High winds may force flea beetles off leaf tops and down to leaf undersides and leaf stems. Stem feeding could make the flea beetle situation worse, since it takes just a few bites on a stem to nip off a whole cotyledon or sever the stem. Stem feeding, if it’s happening on a lot of plants, has a lower control threshold than the 25% damage recommended for leaf feeding.

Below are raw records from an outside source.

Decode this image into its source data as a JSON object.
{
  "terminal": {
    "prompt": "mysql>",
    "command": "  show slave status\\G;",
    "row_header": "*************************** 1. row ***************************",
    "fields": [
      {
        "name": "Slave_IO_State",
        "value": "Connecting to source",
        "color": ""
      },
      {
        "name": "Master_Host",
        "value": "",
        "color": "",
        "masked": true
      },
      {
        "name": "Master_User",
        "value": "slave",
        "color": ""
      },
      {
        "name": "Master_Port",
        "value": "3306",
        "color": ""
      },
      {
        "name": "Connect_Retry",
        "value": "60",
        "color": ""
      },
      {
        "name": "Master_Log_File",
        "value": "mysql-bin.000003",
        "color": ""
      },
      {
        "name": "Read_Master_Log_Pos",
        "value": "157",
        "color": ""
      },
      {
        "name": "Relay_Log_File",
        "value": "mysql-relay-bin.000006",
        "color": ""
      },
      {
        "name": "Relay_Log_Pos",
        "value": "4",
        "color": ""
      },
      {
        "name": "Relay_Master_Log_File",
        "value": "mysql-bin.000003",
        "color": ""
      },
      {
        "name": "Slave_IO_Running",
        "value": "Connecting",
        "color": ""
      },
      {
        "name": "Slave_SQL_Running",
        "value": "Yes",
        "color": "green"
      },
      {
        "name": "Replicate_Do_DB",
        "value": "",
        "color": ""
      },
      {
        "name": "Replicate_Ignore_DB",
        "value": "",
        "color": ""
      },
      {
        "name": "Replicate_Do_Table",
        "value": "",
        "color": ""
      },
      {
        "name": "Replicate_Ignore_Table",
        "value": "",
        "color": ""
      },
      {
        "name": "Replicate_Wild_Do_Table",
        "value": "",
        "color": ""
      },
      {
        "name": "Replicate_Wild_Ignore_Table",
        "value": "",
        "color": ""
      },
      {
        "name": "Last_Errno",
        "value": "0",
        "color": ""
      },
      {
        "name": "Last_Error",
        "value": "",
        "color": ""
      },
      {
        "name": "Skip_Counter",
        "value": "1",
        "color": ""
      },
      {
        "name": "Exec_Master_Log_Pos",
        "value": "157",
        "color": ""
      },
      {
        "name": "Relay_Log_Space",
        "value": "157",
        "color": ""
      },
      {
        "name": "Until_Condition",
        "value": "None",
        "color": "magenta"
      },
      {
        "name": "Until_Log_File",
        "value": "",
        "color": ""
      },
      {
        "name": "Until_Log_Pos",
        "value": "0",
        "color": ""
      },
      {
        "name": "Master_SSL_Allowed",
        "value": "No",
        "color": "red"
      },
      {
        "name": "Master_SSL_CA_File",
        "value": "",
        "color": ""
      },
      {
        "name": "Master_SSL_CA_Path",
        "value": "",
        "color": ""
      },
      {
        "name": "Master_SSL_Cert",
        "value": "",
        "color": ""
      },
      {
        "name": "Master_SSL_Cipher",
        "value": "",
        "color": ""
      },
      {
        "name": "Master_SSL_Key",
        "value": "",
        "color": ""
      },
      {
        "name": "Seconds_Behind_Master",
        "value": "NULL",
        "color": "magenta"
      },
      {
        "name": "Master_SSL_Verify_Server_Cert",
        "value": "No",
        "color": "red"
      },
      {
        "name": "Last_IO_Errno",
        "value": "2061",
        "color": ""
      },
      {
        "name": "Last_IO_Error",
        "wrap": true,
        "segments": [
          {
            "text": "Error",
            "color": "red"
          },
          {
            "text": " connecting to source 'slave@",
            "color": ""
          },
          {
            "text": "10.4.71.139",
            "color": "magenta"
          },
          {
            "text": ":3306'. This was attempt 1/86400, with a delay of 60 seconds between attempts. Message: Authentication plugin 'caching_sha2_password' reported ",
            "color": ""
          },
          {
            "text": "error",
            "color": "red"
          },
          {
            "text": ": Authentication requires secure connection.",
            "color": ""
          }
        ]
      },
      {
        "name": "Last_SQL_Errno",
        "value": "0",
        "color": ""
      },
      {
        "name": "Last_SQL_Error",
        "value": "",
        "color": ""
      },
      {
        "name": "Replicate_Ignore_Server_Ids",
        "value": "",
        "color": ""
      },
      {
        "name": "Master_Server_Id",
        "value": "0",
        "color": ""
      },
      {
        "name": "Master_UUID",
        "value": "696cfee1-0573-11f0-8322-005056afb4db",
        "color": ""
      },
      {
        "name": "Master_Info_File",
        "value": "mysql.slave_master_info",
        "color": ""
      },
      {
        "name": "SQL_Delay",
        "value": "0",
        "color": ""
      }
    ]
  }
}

Seed treatments should still be active for canola that was recently seeded and emerged quickly. Keep in mind that flea beetles have to feed to take up the insecticide, so some feeding damage is expected. Assess flea beetle numbers and species. Some research suggests the amount of feeding required for control may be greater for striped flea beetles. And at high numbers, flea beetles may overwhelm the seed treatment protection. Monitor the amount of leaf feeding to determine if this is occurring, and apply a foliar insecticide if the action threshold of 25% leaf area damage is exceeded and flea beetles are still actively feeding. Click here for images that show what different levels of leaf damage look like.
A number of foliar products are registered for flea beetles on canola. To find them, click your province for your guide to crop protection: Alberta Saskatchewan Manitoba.
While scouting, look to see if plants between rows have more damage. These could be untreated volunteers, and are not usually worth protecting.